Father-son conflicts and coming-to-terms meets late-life unraveling, in a bracingly new and creative fashion, in Sergey Livnev’s refreshingly unique and brusquely poignant Van Goghs. Mark (Aleksey Serebryakov) is a dark-witted and cynical artist whose conceptual art involves creating elaborate knotted rope, and then untying it. (In a line reflecting the story as a whole, a gallerist quips about his art: “Just like Russia. You create something, and then destroy it.”) Mark’s father is a famed conductor (Daniel Olbrychski), whose monomaniacal bearing and lifelong neglect of his son is coming to a head as his life approaches its last chapter, via Parkinson’s and dementia.

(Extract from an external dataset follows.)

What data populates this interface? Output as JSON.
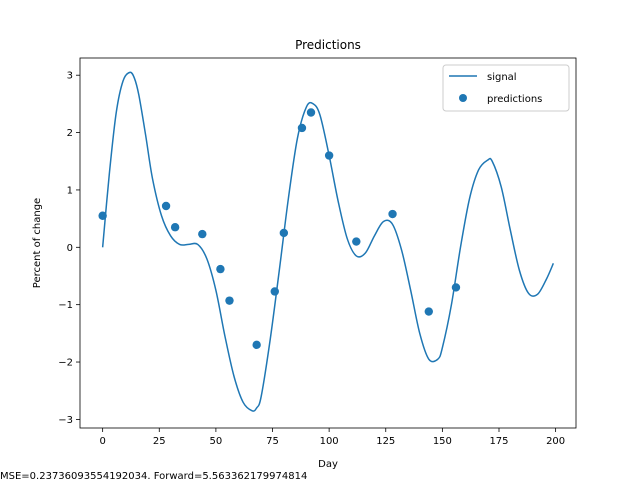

Far from falling into the formula of tales of an elder’s slide into oblivion, the film keeps us tuned in and surprised by new discoveries about the son’s troubled youth — including a pin in his head resulting in migraine attacks — and emotionally gripping confrontations/resolutions with his dying patriarch. As for the Van Gogh connection, the tortured artist angle may be part of the equation, but so is a more uplifting, late-breaking denouement to an altogether illuminating film.

<em>The Bird Catcher</em>
Courtesy Photo

One odd element in the otherwise engaging Norwegian film The Bird Catcher — about the Jewish oppression in Nazi-held Norway — is the fact that it’s in English, an impediment to veracity. Norwegian is logically spoken in the inventive and emotionally clenching Phoenix, by director-writer Camilla Strøm Henriksen, about a teenager (Ylva Bjørkaas Thedin, a beautiful model of cool restraint) who exercises the notion of leaving things unsaid to the extreme. She is forced to take on the role of family anchor, as her mother is a divorced alcoholic in a tailspin, and her father a wandering jazz trumpeter, not as heroic as he may seem. What unfolds in the film involves some startling revelations and suppressed details, in an emotional equation that feels locked into the special character of Nordic-romantic expression. Don’t expect to see it in a multiplex again anytime soon.